Manipulating Opinion or the Outrage Machine: Can it be Tamed?

I saw this theatlantic.com/magazine/ article  and put it aside because I was busy that day. Today I read it and highlighted it on my timeline for possible discussion because it is a hugely important issue.

The authors ask, " (W)hat would happen to American democracy if, one day in the early 21st century, a technology appeared that—over the course of a decade—changed several fundamental parameters of social and political life? What if this technology greatly increased the amount of “mutual animosity” and the speed at which outrage spread? Might we witness the political equivalent of buildings collapsing, birds falling from the sky, and the Earth moving closer to the sun?"

There is no question social media have changed the world, especially the part of it that is constantly connected to Facebook, Twitter, and the other big social media drivers of public opinion in the 21st century.

The authors  and reference the sociometer theory in this article by Leary which"reviews research evidence that supports three central predictions of the theory—that acceptance and rejection influence state self-esteem, state self-esteem relates to perceived social acceptance, and trait self-esteem reflects people's perceptions of their general acceptability or relational value."
They point out that "(s)ocial media, with its displays of likes, friends, followers, and retweets, has pulled our sociometers out of our private thoughts and posted them for all to see.'

We know from many disturbing studies this is particularly problematic for teens in terms of social media depression, vulnerability to cyberbullying, and a host of other issues young people have online.
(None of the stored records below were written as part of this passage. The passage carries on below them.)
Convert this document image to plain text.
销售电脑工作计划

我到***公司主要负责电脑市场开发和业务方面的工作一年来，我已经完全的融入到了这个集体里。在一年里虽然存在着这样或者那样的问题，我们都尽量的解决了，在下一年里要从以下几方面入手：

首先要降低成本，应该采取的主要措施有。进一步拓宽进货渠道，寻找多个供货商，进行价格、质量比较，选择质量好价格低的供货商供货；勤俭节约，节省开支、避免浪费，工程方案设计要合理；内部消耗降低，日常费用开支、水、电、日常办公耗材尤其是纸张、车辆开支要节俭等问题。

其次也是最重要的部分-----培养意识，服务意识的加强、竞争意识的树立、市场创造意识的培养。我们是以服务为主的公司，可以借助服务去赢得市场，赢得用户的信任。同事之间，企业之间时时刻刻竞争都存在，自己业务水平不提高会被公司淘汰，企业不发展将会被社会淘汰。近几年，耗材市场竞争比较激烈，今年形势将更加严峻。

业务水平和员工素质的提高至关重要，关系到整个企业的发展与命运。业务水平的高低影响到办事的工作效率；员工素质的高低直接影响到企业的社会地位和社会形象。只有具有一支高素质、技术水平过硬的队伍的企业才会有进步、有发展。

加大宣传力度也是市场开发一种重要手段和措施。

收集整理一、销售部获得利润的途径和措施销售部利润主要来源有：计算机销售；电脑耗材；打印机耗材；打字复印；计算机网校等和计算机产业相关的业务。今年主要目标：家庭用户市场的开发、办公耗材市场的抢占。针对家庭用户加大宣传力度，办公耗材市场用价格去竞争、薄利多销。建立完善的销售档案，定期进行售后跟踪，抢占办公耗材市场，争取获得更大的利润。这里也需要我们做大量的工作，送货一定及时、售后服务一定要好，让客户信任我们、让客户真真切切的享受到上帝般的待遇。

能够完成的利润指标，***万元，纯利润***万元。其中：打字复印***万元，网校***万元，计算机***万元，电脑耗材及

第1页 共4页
However, a shocking "2017 study by William J. Brady and other researchers at NYU measured the reach of half a million tweets and found that each moral or emotional word used in a tweet increased its virality by 20 percent, on average."

The article goes on to provide a brief history of how Facebook and Twitter developed its functions, including, shares, retweets, and likes, which collectively has had the unintended (I hope) effect of substantially increasing the toxicity of the social media environment, causing "fake news" to flourish, and making outrage flourish,

The good news is there may be a way back. The authors point to three helpful approaches in particular:

"(1) Reduce the frequency and intensity of public performance. If social media creates incentives for moral grandstanding rather than authentic communication, then we should look for ways to reduce those incentives. One such approach already being evaluated by some platforms is “demetrication,” the process of obscuring like and share counts so that individual pieces of content can be evaluated on their own merit, and so that social-media users are not subject to continual, public popularity contests.
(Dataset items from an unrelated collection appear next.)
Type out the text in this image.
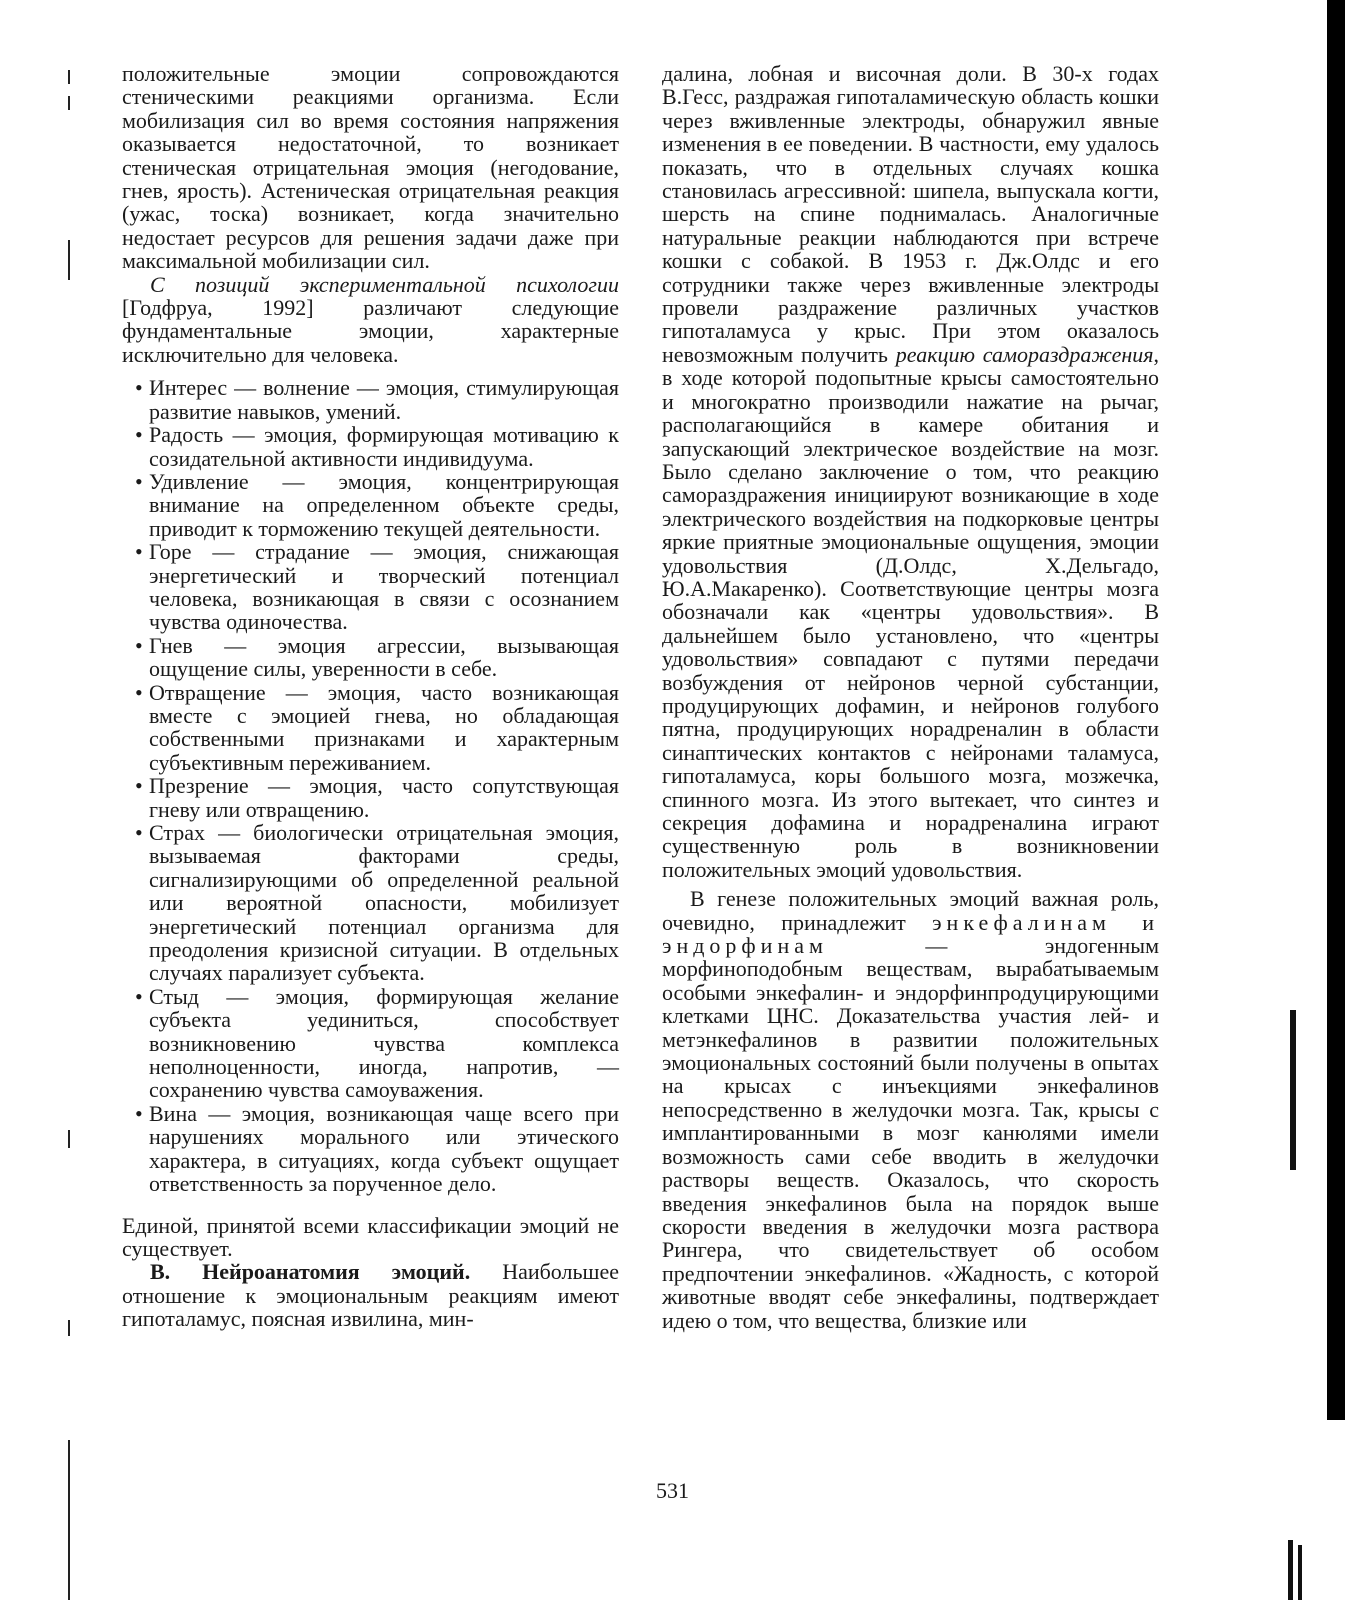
положительные эмоции сопровождаются стеническими реакциями организма. Если мобилизация сил во время состояния напряжения оказывается недостаточной, то возникает стеническая отрицательная эмоция (негодование, гнев, ярость). Астеническая отрицательная реакция (ужас, тоска) возникает, когда значительно недостает ресурсов для решения задачи даже при максимальной мобилизации сил.

С позиций экспериментальной психологии [Годфруа, 1992] различают следующие фундаментальные эмоции, характерные исключительно для человека.

• Интерес — волнение — эмоция, стимулирующая развитие навыков, умений.
• Радость — эмоция, формирующая мотивацию к созидательной активности индивидуума.
• Удивление — эмоция, концентрирующая внимание на определенном объекте среды, приводит к торможению текущей деятельности.
• Горе — страдание — эмоция, снижающая энергетический и творческий потенциал человека, возникающая в связи с осознанием чувства одиночества.
• Гнев — эмоция агрессии, вызывающая ощущение силы, уверенности в себе.
• Отвращение — эмоция, часто возникающая вместе с эмоцией гнева, но обладающая собственными признаками и характерным субъективным переживанием.
• Презрение — эмоция, часто сопутствующая гневу или отвращению.
• Страх — биологически отрицательная эмоция, вызываемая факторами среды, сигнализирующими об определенной реальной или вероятной опасности, мобилизует энергетический потенциал организма для преодоления кризисной ситуации. В отдельных случаях парализует субъекта.
• Стыд — эмоция, формирующая желание субъекта уединиться, способствует возникновению чувства комплекса неполноценности, иногда, напротив, — сохранению чувства самоуважения.
• Вина — эмоция, возникающая чаще всего при нарушениях морального или этического характера, в ситуациях, когда субъект ощущает ответственность за порученное дело.

Единой, принятой всеми классификации эмоций не существует.

В. Нейроанатомия эмоций. Наибольшее отношение к эмоциональным реакциям имеют гипоталамус, поясная извилина, мин-

далина, лобная и височная доли. В 30-х годах В.Гесс, раздражая гипоталамическую область кошки через вживленные электроды, обнаружил явные изменения в ее поведении. В частности, ему удалось показать, что в отдельных случаях кошка становилась агрессивной: шипела, выпускала когти, шерсть на спине поднималась. Аналогичные натуральные реакции наблюдаются при встрече кошки с собакой. В 1953 г. Дж.Олдс и его сотрудники также через вживленные электроды провели раздражение различных участков гипоталамуса у крыс. При этом оказалось невозможным получить реакцию самораздражения, в ходе которой подопытные крысы самостоятельно и многократно производили нажатие на рычаг, располагающийся в камере обитания и запускающий электрическое воздействие на мозг. Было сделано заключение о том, что реакцию самораздражения инициируют возникающие в ходе электрического воздействия на подкорковые центры яркие приятные эмоциональные ощущения, эмоции удовольствия (Д.Олдс, Х.Дельгадо, Ю.А.Макаренко). Соответствующие центры мозга обозначали как «центры удовольствия». В дальнейшем было установлено, что «центры удовольствия» совпадают с путями передачи возбуждения от нейронов черной субстанции, продуцирующих дофамин, и нейронов голубого пятна, продуцирующих норадреналин в области синаптических контактов с нейронами таламуса, гипоталамуса, коры большого мозга, мозжечка, спинного мозга. Из этого вытекает, что синтез и секреция дофамина и норадреналина играют существенную роль в возникновении положительных эмоций удовольствия.

В генезе положительных эмоций важная роль, очевидно, принадлежит энкефалинам и эндорфинам — эндогенным морфиноподобным веществам, вырабатываемым особыми энкефалин- и эндорфинпродуцирующими клетками ЦНС. Доказательства участия лей- и метэнкефалинов в развитии положительных эмоциональных состояний были получены в опытах на крысах с инъекциями энкефалинов непосредственно в желудочки мозга. Так, крысы с имплантированными в мозг канюлями имели возможность сами себе вводить в желудочки растворы веществ. Оказалось, что скорость введения энкефалинов была на порядок выше скорости введения в желудочки мозга раствора Рингера, что свидетельствует об особом предпочтении энкефалинов. «Жадность, с которой животные вводят себе энкефалины, подтверждает идею о том, что вещества, близкие или

531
(I pointed out in my Facebook post this has already been done on Instagram for example.)

(2) Reduce the reach of unverified accounts. Bad actors—trolls, foreign agents, and domestic provocateurs—benefit the most from the current system, where anyone can create hundreds of fake accounts and use them to manipulate millions of people. Social media would immediately become far less toxic, and democracies less hackable, if the major platforms required basic identity verification before anyone could open an account—or at least an account type that allowed the owner to reach large audiences. (Posting itself could remain anonymous, and registration would need to be done in a way that protected the information of users who live in countries where the government might punish dissent. For example, verification could be done in collaboration with an independent nonprofit organization.)
(3) Reduce the contagiousness of low-quality information. Social media has become more toxic as friction has been removed. Adding some friction back in has been shown to improve the quality of content. For example, just after a user submits a comment, AI can identify text that’s similar to comments previously flagged as toxic and ask, “Are you sure you want to post this?”
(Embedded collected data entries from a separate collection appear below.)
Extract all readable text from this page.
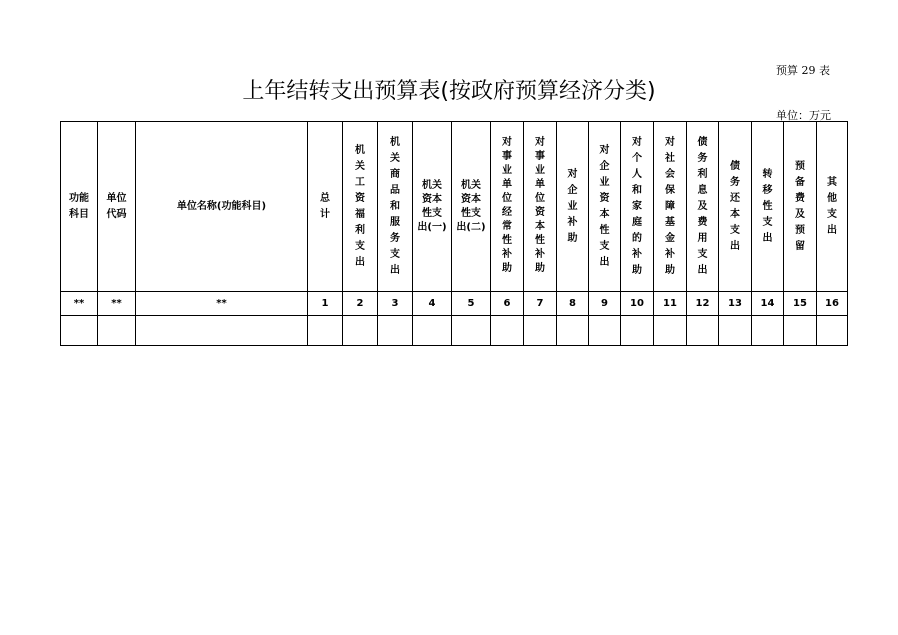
预算 29 表
上年结转支出预算表(按政府预算经济分类)
单位：万元
功能科目	单位代码	单位名称(功能科目)	总计	机关工资福利支出	机关商品和服务支出	机关
资本
性支
出(一)	机关
资本
性支
出(二)	对事业单位经常性补助	对事业单位资本性补助	对企业补助	对企业资本性支出	对个人和家庭的补助	对社会保障基金补助	债务利息及费用支出	债务还本支出	转移性支出	预备费及预留	其他支出
**	**	**	1	2	3	4	5	6	7	8	9	10	11	12	13	14	15	16
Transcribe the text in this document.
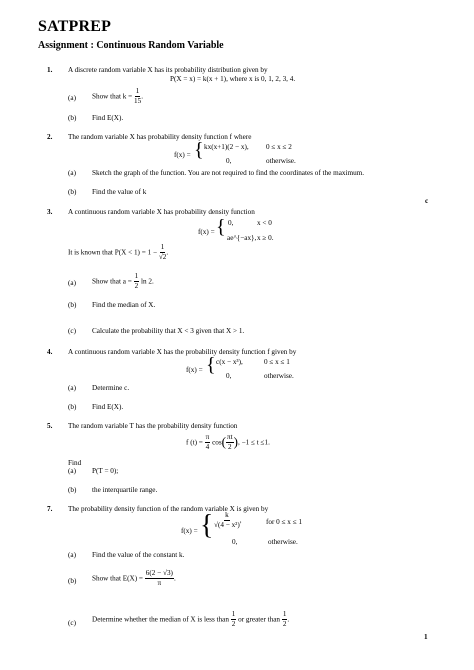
SATPREP
Assignment : Continuous Random Variable
1. A discrete random variable X has its probability distribution given by
P(X = x) = k(x + 1), where x is 0, 1, 2, 3, 4.
(a) Show that $k = \frac{1}{15}$ .
(b) Find E(X).
2. The random variable X has probability density function f where
f(x) = { kx(x+1)(2 − x), 0 ≤ x ≤ 2
0,	otherwise.
(a) Sketch the graph of the function. You are not required to find the coordinates of the maximum.
(b) Find the value of k
c
3. A continuous random variable X has probability density function
f(x) = { 0,	x < 0
ae^{−ax}, x ≥ 0.
It is known that $P(X < 1) = 1 - \frac{1}{√2}$ .
(a) Show that $a = \frac{1}{2}$ ln 2.
(b) Find the median of X.
(c) Calculate the probability that X < 3 given that X > 1.
4. A continuous random variable X has the probability density function f given by
f(x) = { c(x − x³),	0 ≤ x ≤ 1
0,	otherwise.
(a) Determine c.
(b) Find E(X).
5. The random variable T has the probability density function
f $(t) = \frac{\pi}{4} \cos( \frac{\pi t}{2}$ ), −1 ≤ t ≤1.
Find
(a) P(T = 0);
(b) the interquartile range.
7. The probability density function of the random variable X is given by
f(x) = { $\frac{k}{\text{√(4 − x²)}}$ ,	for 0 ≤ x ≤ 1
0,	otherwise.
(a) Find the value of the constant k.
(b) Show that $E(X) = \frac{6(2 - √3)}{\pi}$ .
(c) Determine whether the median of X is less than $\frac{1}{2}$ or greater than $\frac{1}{2}$ .
1
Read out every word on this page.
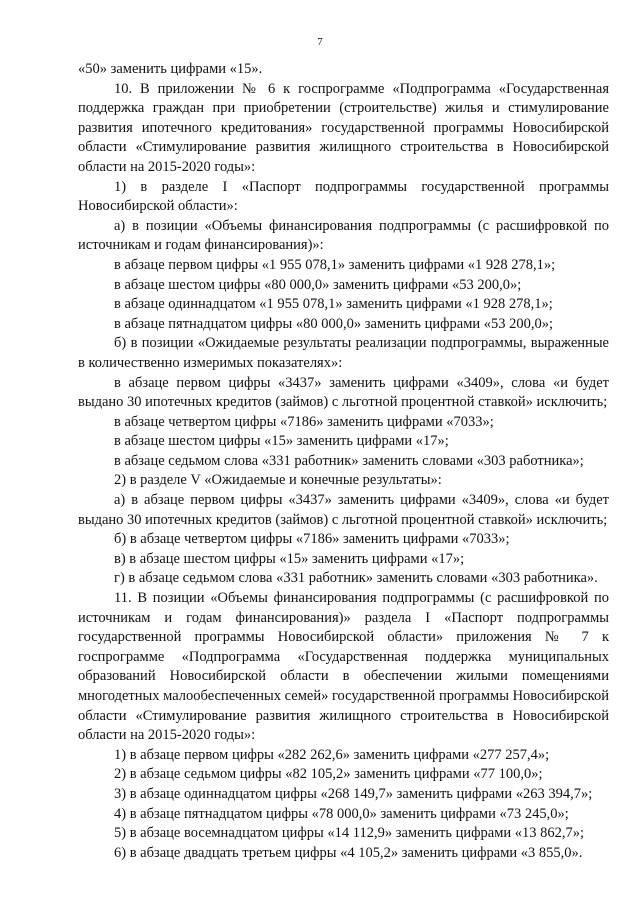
7

«50» заменить цифрами «15».

10. В приложении № 6 к госпрограмме «Подпрограмма «Государственная поддержка граждан при приобретении (строительстве) жилья и стимулирование развития ипотечного кредитования» государственной программы Новосибирской области «Стимулирование развития жилищного строительства в Новосибирской области на 2015-2020 годы»:

1) в разделе I «Паспорт подпрограммы государственной программы Новосибирской области»:

а) в позиции «Объемы финансирования подпрограммы (с расшифровкой по источникам и годам финансирования)»:

в абзаце первом цифры «1 955 078,1» заменить цифрами «1 928 278,1»;

в абзаце шестом цифры «80 000,0» заменить цифрами «53 200,0»;

в абзаце одиннадцатом «1 955 078,1» заменить цифрами «1 928 278,1»;

в абзаце пятнадцатом цифры «80 000,0» заменить цифрами «53 200,0»;

б) в позиции «Ожидаемые результаты реализации подпрограммы, выраженные в количественно измеримых показателях»:

в абзаце первом цифры «3437» заменить цифрами «3409», слова «и будет выдано 30 ипотечных кредитов (займов) с льготной процентной ставкой» исключить;

в абзаце четвертом цифры «7186» заменить цифрами «7033»;

в абзаце шестом цифры «15» заменить цифрами «17»;

в абзаце седьмом слова «331 работник» заменить словами «303 работника»;

2) в разделе V «Ожидаемые и конечные результаты»:

а) в абзаце первом цифры «3437» заменить цифрами «3409», слова «и будет выдано 30 ипотечных кредитов (займов) с льготной процентной ставкой» исключить;

б) в абзаце четвертом цифры «7186» заменить цифрами «7033»;

в) в абзаце шестом цифры «15» заменить цифрами «17»;

г) в абзаце седьмом слова «331 работник» заменить словами «303 работника».

11. В позиции «Объемы финансирования подпрограммы (с расшифровкой по источникам и годам финансирования)» раздела I «Паспорт подпрограммы государственной программы Новосибирской области» приложения № 7 к госпрограмме «Подпрограмма «Государственная поддержка муниципальных образований Новосибирской области в обеспечении жилыми помещениями многодетных малообеспеченных семей» государственной программы Новосибирской области «Стимулирование развития жилищного строительства в Новосибирской области на 2015-2020 годы»:

1) в абзаце первом цифры «282 262,6» заменить цифрами «277 257,4»;

2) в абзаце седьмом цифры «82 105,2» заменить цифрами «77 100,0»;

3) в абзаце одиннадцатом цифры «268 149,7» заменить цифрами «263 394,7»;

4) в абзаце пятнадцатом цифры «78 000,0» заменить цифрами «73 245,0»;

5) в абзаце восемнадцатом цифры «14 112,9» заменить цифрами «13 862,7»;

6) в абзаце двадцать третьем цифры «4 105,2» заменить цифрами «3 855,0».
I applaud all of these, but also wonder what our role as consumers of social media could be. Some of the things I have done and seen others suggest include:

1) Dieting - consuming far less social media if your tendency is to spend hours a day. Personally I find popping on briefly in the morning, popping back briefly in the afternoon, and maybe (or perhaps not, depending on the day) taking a quick look in the evening is far better than spending much of the day looking at my feeds, going into that daze of scrolling, scrolling, scrolling

2) Watch carefully - notice the source. If credibility seems off, check a fact-checker site to see if it is legitimate. Employ the maximum critical skills at one's disposal first rather than leaping to like or share.

3) Have more and better face time with family and friends - turning off the phone/computer/tablet when people are around as much as possible.